Table 2 LSA results for different filters’ combinations

Table 2 shows the results of the different combinations of concept sets, confidence score group, and the application or not of the frequency filter using LSA model. For each combination, we indicate the resulting dictionary size (i.e., number of concepts). The results suggest that the confidence score does not have a relevant impact on the recommendation models. The best case uses all the concepts from the Babel set (Combination 5). The top three recommendation models are the Combinations 5, 11, and 12 which use the Babel set. We can conclude that the Razor set leads in general to the worst recommendation precision. In most cases, the precision increases with the frequency filter.

Finally, we want to compare our recommendation model that uses semantic enrichment with the top-performing models documented in [11]. In this work, different textual representations are compared for course recommendation. According to the results, the best representations were the MPNet pre-trained model [12] and LSA. MPNet is a recent multilingual contextual embedding pre-trained on large-scale unlabelled corpora that employ the transformer architecture. As in [11], we did not perform a model refinement process (i.e., fine-tuning) on MPNet. We used the version reported in the literature without any modification.

Table 3 presents the comparison results. As evidence, it is clear that LSA operating on the enriched semantic representation is better than operating only on textual information. A second conclusion is that our representation is also superior to the best model (MPNet) reported in the literature on this dataset [11], and the difference is statistically significant. It is important to consider that the MPNet model does not require extra training. For new courses in the platform, MPNet can be used without any additional process. In contrast, in our approach, when a new course is added, it is necessary to extract the concepts (“Course Content Processing”), and the LSA should be re-training to generate a better topic-based representation. Although concept annotation and LSA re-training can be done offline before including the course in the platform, we consider this to be a disadvantage compared to using a representation like MPNet.

Table 3 Comparison of our approach with textual representations via MPNet and LSA

Collaborative Filtering Recommendation with Semantic Enrichment

We employ the CF system described in “Collaborative Filtering Recommendation with Semantic Enrichment”, and take the top 5 courses for each user. We obtained an outstanding \(P@5=0.41\) evaluated on the complete dataset. Clearly superior to CB and validates the superiority of CF described in the literature for recommender systems. Despite these results, we cannot exclusively depend on a CF model in our scenario. As mentioned above, 70% of users are new users, so it is not possible to estimate ratings for them. For this reason, a hybrid approach is needed that alternates between CF and CB depending on whether there is user’s log information or not.

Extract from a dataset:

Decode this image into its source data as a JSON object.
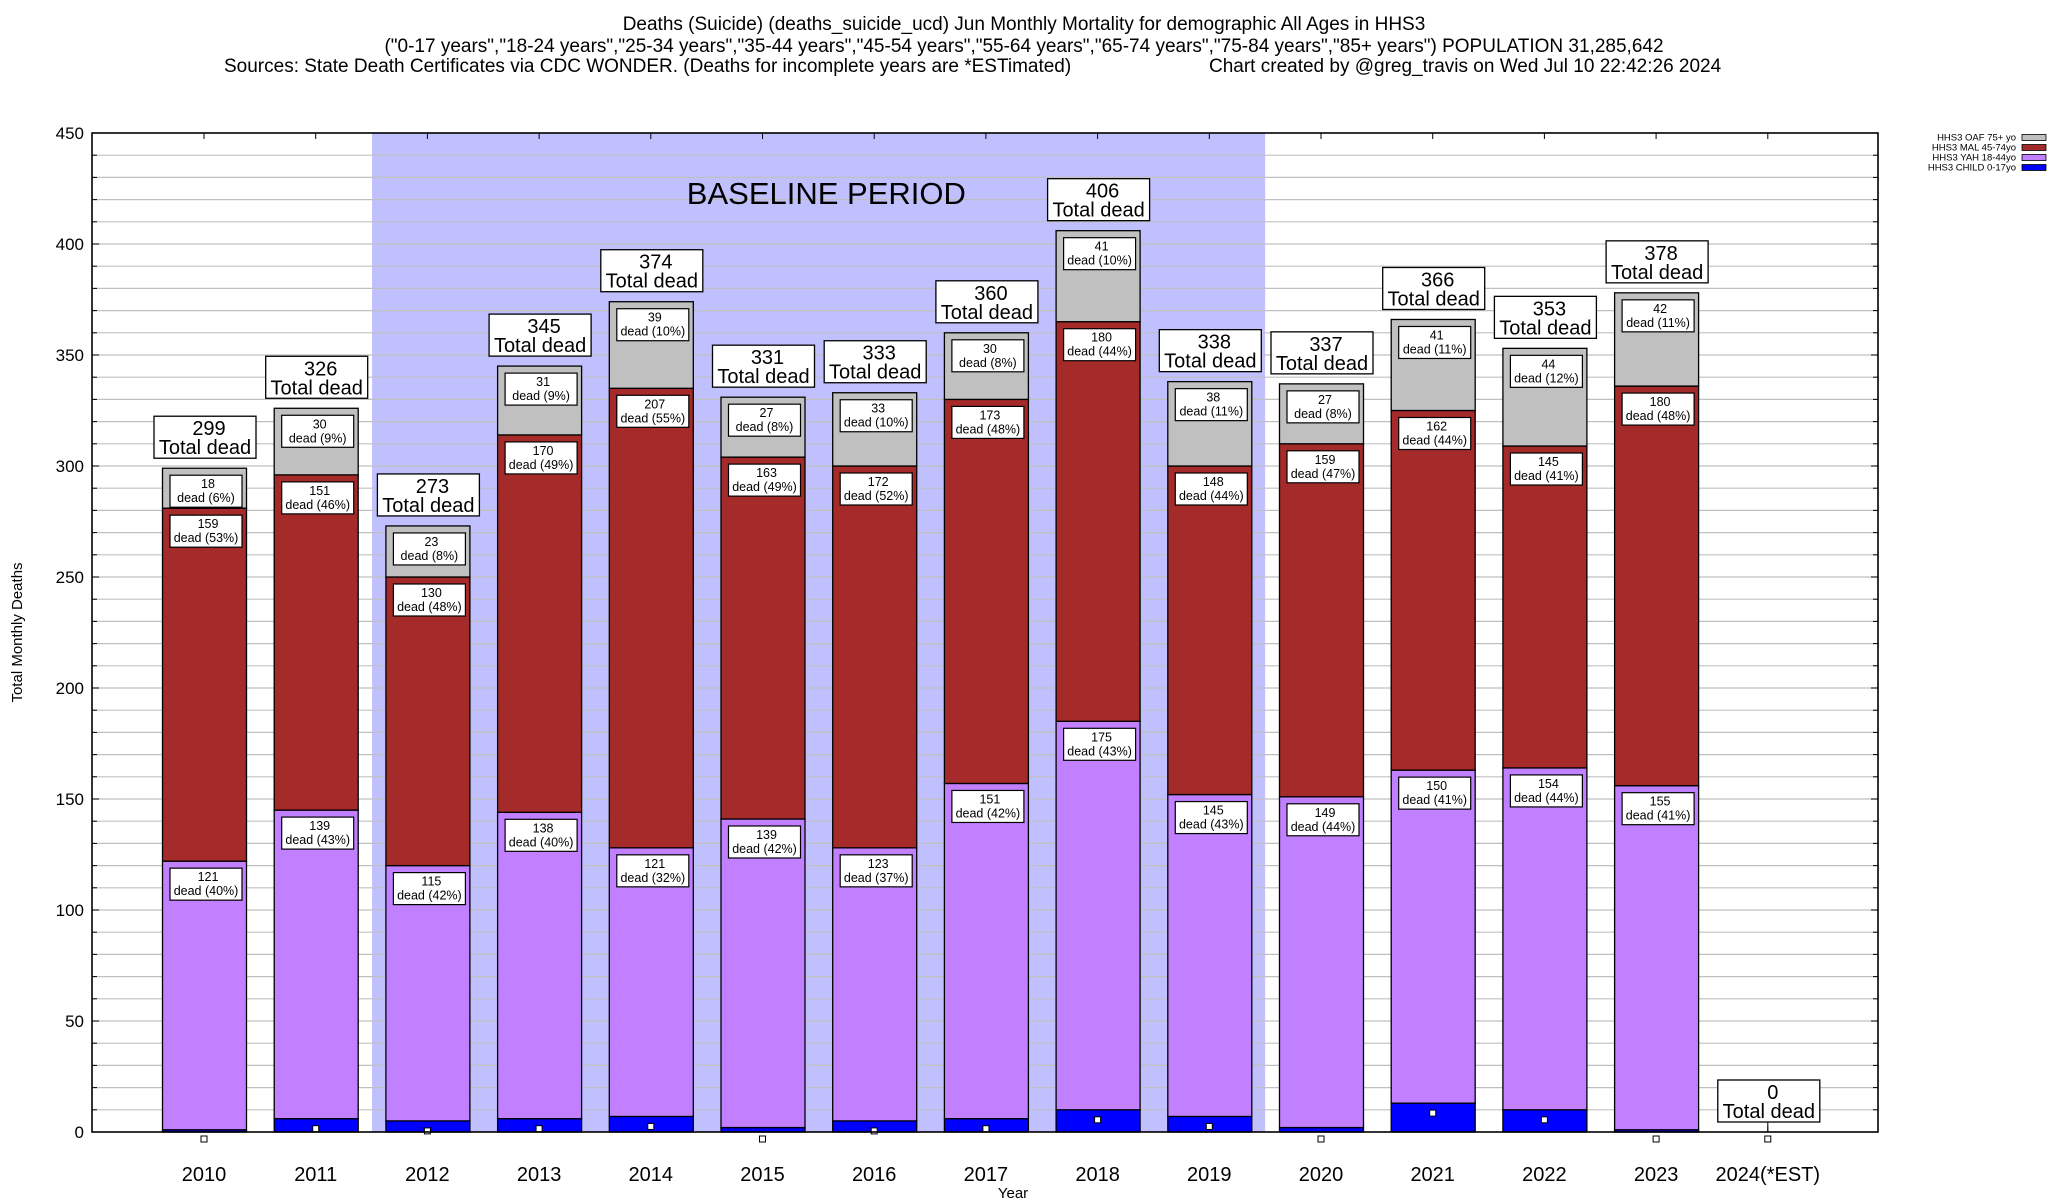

Conclusions and Future Work

This paper presented a strategy to create a hybrid recommendation system based on a course semantic representation to build CB and CF models for limited user information scenarios. Our research shows that an approach with semantic concepts from knowledge graphs (DBpedia) and the use of classical algorithms like LSA can obtain better results than cutting-edge models like transformers when a CB system is used. However, transformers models could be better in environments where the number of courses in the platform is high, because these models do not require new training where a new course is added.

The results show that the best model in terms of P@5 was CF recommendation model with a value of 0.41, i.e., two out of five courses recommended could be of the user’s interest. We find this result satisfactory given our limited user information scenario. The results obtained in this paper outperform previous works on this dataset.

Future works involve the use of a set of concepts to generate a concept graph that connects users and courses, enabling us to explore graph-based recommender strategies [16] and expansion strategies using knowledge graphs [7].